Trump a été abondamment caricaturé, tourné en dérision dans les médias comme dans l’art ces dernières années, mais peu d’œuvres ont pris sérieusement en charge la représentation du pouvoir fasciste et ses répercussions à partir de l’expérience américaine récente.
Les difficultés rencontrées par Zoe Beloff pour exposer son œuvre témoignent d’une réticence des milieux artistiques à aborder frontalement cette problématique. La critique du monde capitaliste constitue une matrice du travail de cette artiste, mais l’élection de Trump l’a conduite à infléchir ses modalités de production, et à s’y consacrer entièrement.

Le panorama appartient ainsi à un corpus d’œuvres qui explore les fondements et les effets de la présidence de Trump — avec un film, Exile (2017), et un roman graphique, Between Worlds (2018).

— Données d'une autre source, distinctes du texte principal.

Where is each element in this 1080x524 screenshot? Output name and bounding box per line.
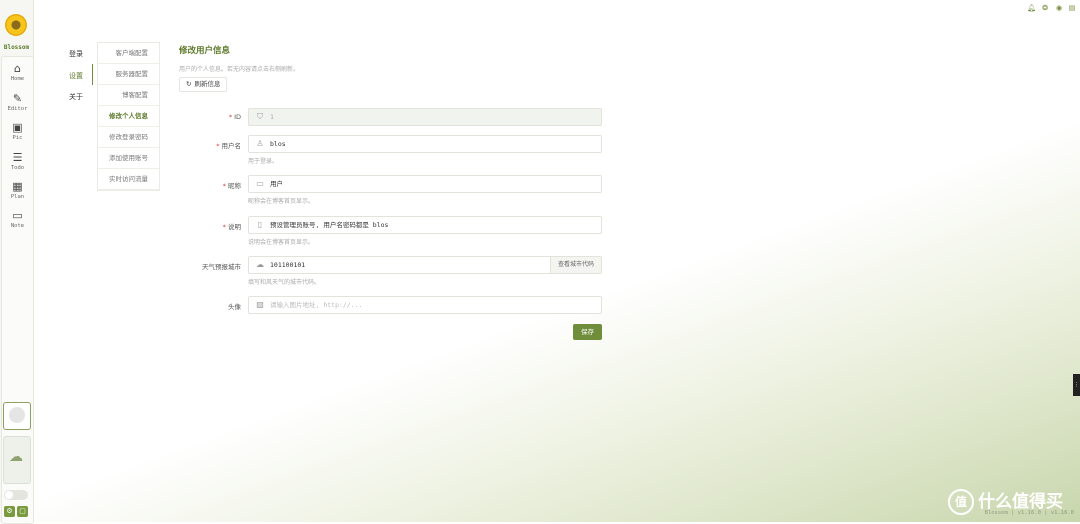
blossom-logo-icon[interactable]: [5, 14, 27, 36]
settings-nav-settings[interactable]: 设置: [69, 71, 83, 81]
rail-item-editor[interactable]: ✎ Editor: [2, 92, 33, 113]
settings-gear-icon[interactable]: ⚙: [4, 506, 15, 517]
app-rail: Blossom ⌂ Home ✎ Editor ▣ Pic ☰ Todo ▦ P…: [0, 0, 34, 524]
rail-item-plan[interactable]: ▦ Plan: [2, 180, 33, 201]
weather-hint: 填写和风天气的城市代码。: [248, 279, 321, 286]
rail-item-todo[interactable]: ☰ Todo: [2, 151, 33, 172]
toggle-knob: [5, 491, 13, 499]
sub-nav-edit-profile[interactable]: 修改个人信息: [98, 106, 159, 127]
rail-item-note[interactable]: ▭ Note: [2, 209, 33, 230]
remark-label: * 说明: [222, 223, 241, 231]
user-avatar-button[interactable]: [3, 402, 31, 430]
theme-toggle[interactable]: [4, 490, 28, 500]
refresh-icon: ↻: [186, 80, 192, 88]
settings-nav-about[interactable]: 关于: [69, 92, 83, 102]
window-menu-icon[interactable]: ▤: [1068, 4, 1076, 12]
home-icon: ⌂: [14, 62, 21, 75]
weather-city-input[interactable]: ☁ 101100101 查看城市代码: [248, 256, 602, 274]
note-icon: ▭: [12, 209, 23, 222]
bell-icon[interactable]: 🔔︎: [1027, 4, 1036, 12]
version-footer: Blossom | v1.16.0 | v1.16.0: [984, 510, 1074, 516]
sub-nav-blog-config[interactable]: 博客配置: [98, 85, 159, 106]
cloud-icon: ☁: [256, 260, 264, 269]
app-name: Blossom: [3, 44, 30, 51]
active-indicator: [92, 64, 93, 85]
avatar: [9, 407, 25, 423]
watermark-logo-icon: 值: [948, 489, 974, 515]
cloud-upload-icon: ☁: [9, 449, 23, 465]
rail-item-home[interactable]: ⌂ Home: [2, 62, 33, 83]
id-field: ⛉ 1: [248, 108, 602, 126]
settings-sub-nav: 客户端配置 服务器配置 博客配置 修改个人信息 修改登录密码 添加使用账号 实时…: [97, 42, 160, 191]
nickname-label: * 昵称: [222, 182, 241, 190]
id-card-icon: ▭: [256, 179, 264, 188]
window-icon[interactable]: ▢: [17, 506, 28, 517]
sub-nav-client-config[interactable]: 客户端配置: [98, 43, 159, 64]
username-input[interactable]: ♙ blos: [248, 135, 602, 153]
sub-nav-traffic[interactable]: 实时访问流量: [98, 169, 159, 190]
avatar-label: 头像: [228, 303, 241, 311]
image-icon: ▨: [256, 300, 264, 309]
side-drawer-handle[interactable]: ⋮: [1073, 374, 1080, 396]
remark-input[interactable]: ▯ 预设管理员账号, 用户名密码都是 blos: [248, 216, 602, 234]
document-icon: ▯: [257, 220, 263, 229]
user-icon: ♙: [256, 139, 264, 148]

On est donc fier.e.s, heureu.ses.x tout autant que peiné.e.s de présenter cette peinture et la démarche de Zoe Beloff à Treize, en des temps où il n’est plus à démontrer que le fascisme ne se réduit pas à la parenthèse cauchemardesque incarnée par Trump, mais fait pleinement partie de la vie politique, qui se structure sur la peur et la fascination que suscitent ces moments de bascule et de non-retour.